Enhancing Performance and Energy Optimization in Serverless Computing
Loading...
Date
Authors
Journal Title
Journal ISSN
Volume Title
Publisher
Abstract
Serverless computing has been recognized as a transformative paradigm within cloud computing, offering Function-as-a-Service (FaaS) capabilities that allow developers to deploy applications without managing underlying infrastructure. Despite its advantages in scalability and cost-effectiveness, serverless computing still faces significant challenges related to workload unpredictability, inefficient resource utilization, energy consumption, and a lack of intelligent performance modeling. These issues are especially critical in serverless environments that demand dynamic autoscaling and precise workload management.
This thesis presents a comprehensive study of performance modeling and energy optimization in serverless systems, focusing on autoscaling mechanisms based on learning-driven approaches. Initially, a detailed literature review has been conducted to investigate the performance metrics in serverless computing—such as response time, cost, energy consumption, cold start frequency, resource utilization, and fault tolerance—and to assess the limitations of existing autoscaling strategies. The findings emphasize the need for intelligent, adaptive autoscaling models to efficiently manage fluctuating workloads to enhance Quality of Service (QoS) adherence.

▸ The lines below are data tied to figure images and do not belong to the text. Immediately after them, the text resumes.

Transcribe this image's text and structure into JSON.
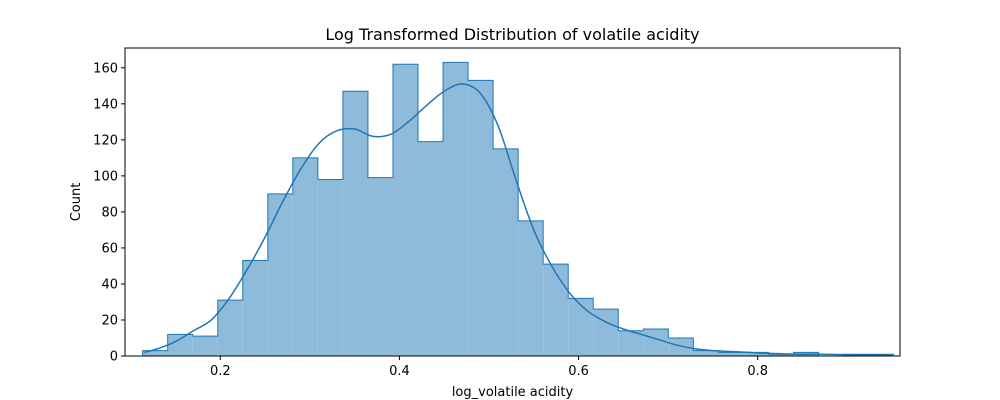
{
  "chart_data": {
    "type": "histogram",
    "title": "Log Transformed Distribution of volatile acidity",
    "xlabel": "log_volatile acidity",
    "ylabel": "Count",
    "xlim": [
      0.0936,
      0.9589
    ],
    "ylim": [
      0,
      171
    ],
    "x_ticks": [
      0.2,
      0.4,
      0.6,
      0.8
    ],
    "x_tick_labels": [
      "0.2",
      "0.4",
      "0.6",
      "0.8"
    ],
    "y_ticks": [
      0,
      20,
      40,
      60,
      80,
      100,
      120,
      140,
      160
    ],
    "y_tick_labels": [
      "0",
      "20",
      "40",
      "60",
      "80",
      "100",
      "120",
      "140",
      "160"
    ],
    "grid": false,
    "bins": {
      "start": 0.1133,
      "width": 0.02795,
      "counts": [
        3,
        12,
        11,
        31,
        53,
        90,
        110,
        98,
        147,
        99,
        162,
        119,
        163,
        153,
        115,
        75,
        51,
        32,
        26,
        14,
        15,
        10,
        3,
        2,
        2,
        1,
        2,
        0,
        1,
        1
      ]
    },
    "kde": {
      "x": [
        0.115,
        0.13,
        0.15,
        0.17,
        0.19,
        0.21,
        0.23,
        0.25,
        0.27,
        0.29,
        0.31,
        0.33,
        0.35,
        0.37,
        0.39,
        0.41,
        0.43,
        0.45,
        0.47,
        0.49,
        0.51,
        0.53,
        0.55,
        0.57,
        0.59,
        0.61,
        0.63,
        0.65,
        0.67,
        0.69,
        0.71,
        0.73,
        0.75,
        0.77,
        0.79,
        0.81,
        0.83,
        0.85,
        0.87,
        0.89,
        0.91,
        0.93,
        0.95
      ],
      "y": [
        2,
        4,
        8,
        14,
        20,
        32,
        48,
        66,
        86,
        104,
        118,
        125,
        126,
        122,
        123,
        130,
        139,
        147,
        151,
        146,
        128,
        98,
        70,
        50,
        35,
        25,
        19,
        15,
        12,
        9,
        6,
        4,
        3,
        2.5,
        2,
        1.5,
        1.2,
        1,
        1,
        0.8,
        0.6,
        0.5,
        0.4
      ]
    },
    "colors": {
      "bar_fill": "#8fbbdb",
      "bar_edge": "#1f77b4",
      "kde_line": "#1f77b4"
    }
  }
}
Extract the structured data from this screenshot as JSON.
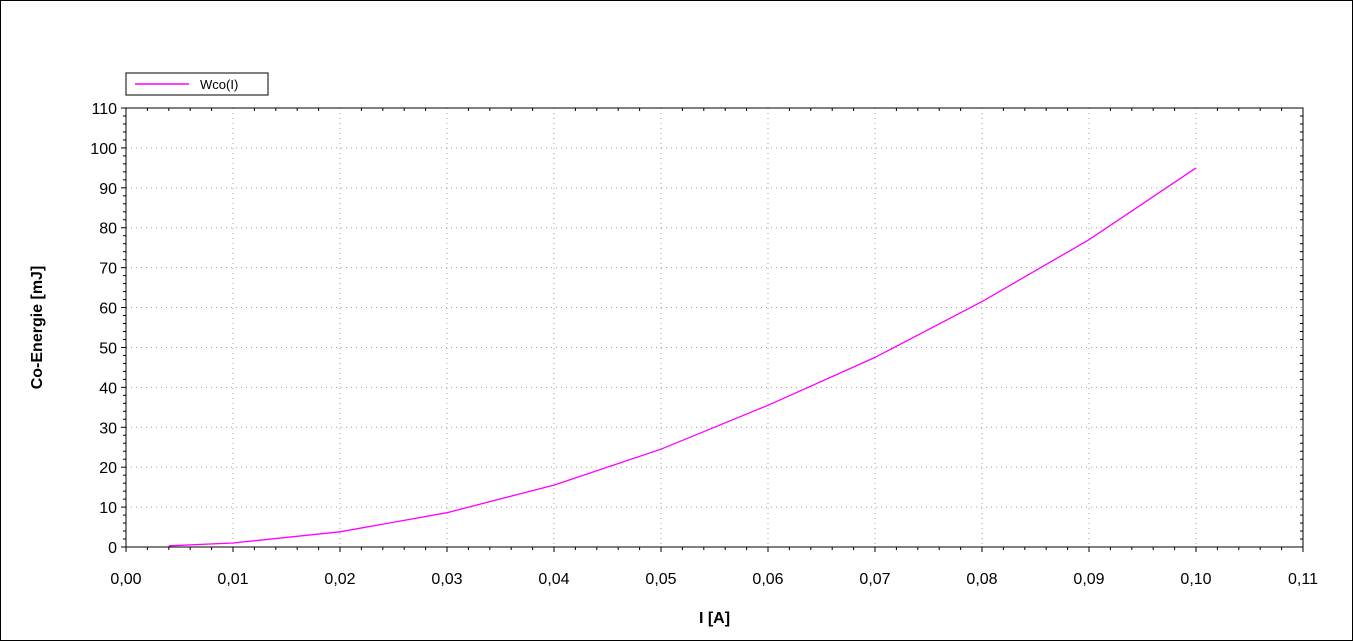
{
  "chart_data": {
    "type": "line",
    "title": "",
    "xlabel": "I [A]",
    "ylabel": "Co-Energie [mJ]",
    "xlim": [
      0,
      0.11
    ],
    "ylim": [
      0,
      110
    ],
    "x_ticks": [
      "0,00",
      "0,01",
      "0,02",
      "0,03",
      "0,04",
      "0,05",
      "0,06",
      "0,07",
      "0,08",
      "0,09",
      "0,10",
      "0,11"
    ],
    "y_ticks": [
      "0",
      "10",
      "20",
      "30",
      "40",
      "50",
      "60",
      "70",
      "80",
      "90",
      "100",
      "110"
    ],
    "grid": true,
    "legend_position": "top-left",
    "series": [
      {
        "name": "Wco(I)",
        "color": "#ff00ff",
        "x": [
          0.004,
          0.01,
          0.02,
          0.03,
          0.04,
          0.05,
          0.06,
          0.07,
          0.08,
          0.09,
          0.1
        ],
        "y": [
          0.3,
          1.0,
          3.8,
          8.6,
          15.5,
          24.5,
          35.5,
          47.5,
          61.5,
          77.0,
          95.0
        ]
      }
    ]
  }
}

The conventional approaches often fail to adapt effectively to sudden workload variations and lack the ability to learn from past performance data, which motivated the design of a more adaptive, learning-based autoscaling mechanism. Several models have been proposed and systematically evaluated throughout this research to address these concerns. Firstly, an auto-scalable model based on Q-learning has been introduced, enabling dynamic adjustment of compute resources in response to varying workload intensities. This model proves helpful in maximizing resource utilization by automatically scaling resources up or down as needed. The model continuously monitors incoming request rates and the current state of function instances, selecting scaling actions based on learned policies derived from historical performance data. The effectiveness of this model has been demonstrated on AWS Lambda, showing improvements in key metrics, including average response time reduced by 35.62\%, the mean number of idle instances minimized by 3.37\%, the probability of cold starts decreased by 38.5\%, and energy consumption lowered by 46.15\%.
While the Q-learning–based autoscalable model improved performance and energy consumption, its single-agent nature limited scalability and hindered coordinated decision-making across distributed instances. To overcome this, a Multi-Agent Deep Q-Learning (MADQL) model has been proposed to overcome the limitations of single-agent methods by enabling cooperative learning among agents. This model effectively mitigates issues of overutilization and underutilization by allowing agents to make real-time scaling decisions. Through extensive experimentation on a real-world e-commerce dataset using AWS Lambda, significant improvements in metrics have been revealed, with average response time reduced by 0.96\%, cost lowered by 1.46\%, energy consumption minimized by 2.43\%, throughput increased by 0.44\%, and CPU utilization improved by 15.79\% compared with the existing model.
Although MADQL provided cooperative learning and better workload distribution, it lacked predictive capabilities to anticipate workload surges, leading to reactive rather than proactive scaling. Building upon this, a hybrid learning model, LMP-Opt, has been introduced that integrates Long Short-Term Memory (LSTM) for workload prediction, Multi-Agent Deep Q-Learning (MADQL) for resource autoscaling, and Proximal Policy Optimization (PPO) for optimizing energy consumption through fine-tuning policy decisions. The LSTM component captures temporal workload patterns to facilitate predictive autoscaling. At the same time, MADQL dynamically allocates jobs by scaling resources up or down in response to workload fluctuations, and PPO has been introduced to refine these discrete actions into continuous ones, optimizing energy consumption and enhancing convergence.
The proposed model has been further validated on AWS Lambda and ServerlessSimPro using dynamic e-commerce workloads, demonstrating improvements of up to 6.09\% in response time, 6.14\% in energy consumption, and 7.82\% in cost, while improving CPU utilization by 4.93\% and reducing the required number of nodes by 5.59\%.